3. Start the server with --features candle so the candle UDF is registered alongside the SeekDB provider:

export SEEKDB_USER="root@sys"
export SEEKDB_PASSWORD=""

cargo run --bin skardi-server --features candle -- \
--ctx docs/seekdb/ctx_seekdb_demo.yaml \
--pipeline docs/seekdb/pipelines/ \
--port 8080

4. Seed rows via seed_doc_embed.yaml.

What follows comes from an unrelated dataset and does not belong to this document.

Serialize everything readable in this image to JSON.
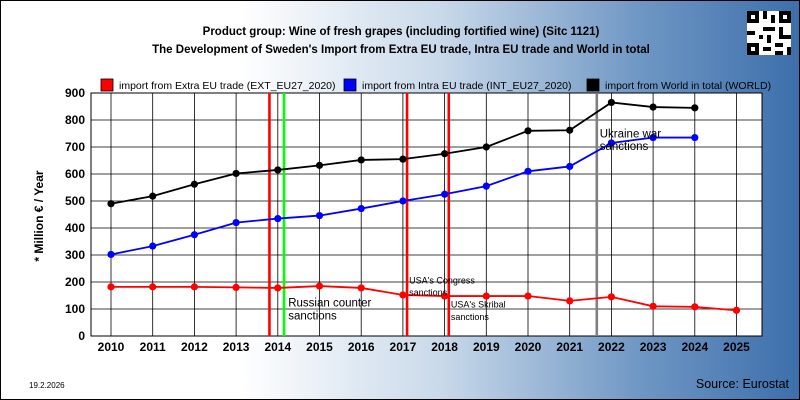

The INSERT calls candle() inline and formats the resulting List<Float32> as a pgvector-style string so SeekDB's VECTOR column can parse it:

for payload in \
'{"title":"Neural Networks","category":"ai","content":"deep learning with backpropagation and gradient descent"}' \
'{"title":"Quantum Computing","category":"physics","content":"qubits superposition and quantum entanglement"}' \
'{"title":"Espresso Brewing","category":"coffee","content":"pulling a shot grinding beans and steaming milk"}'
do
curl -sS -X POST http://localhost:8080/seekdb-seed-doc-embed/execute \
-H "Content-Type: application/json" -d "$payload"
done

5. Query by text via knn_search_by_text.yaml. seekdb_knn receives candle(...) as its third argument, plans it as a scalar-function expression, and embeds the query at execution time:

curl -sS -X POST http://localhost:8080/seekdb-knn-search-by-text/execute \
-H "Content-Type: application/json" \
-d '{"text": "training deep learning models", "k": 3}'

The top hit is the "Neural Networks" row (smallest cosine distance); the quantum and coffee rows rank further out.

The pipeline body is:

SELECT id, title, category, _score
FROM seekdb_knn('docs_embed', 'embedding',
candle('models/generated/bge-small-en-v1.5', {text}),
'cosine', {k})
ORDER BY _score ASC

Connection Options

OptionTypeDefaultPurpose
tablestringTable name (required in table mode).
schemastringDatabase/schema name (optional).
allowed_schemasstring (csv)Comma-separated schema allow-list (catalog mode).
user_envstringEnv var holding the SeekDB username.
pass_envstringEnv var holding the SeekDB password.
ssl_modestringdisableddisabled / preferred / required.

The connection URL uses the mysql:// scheme. Default port is 2881 when the URL omits one; that differs from the MySQL provider's 3306.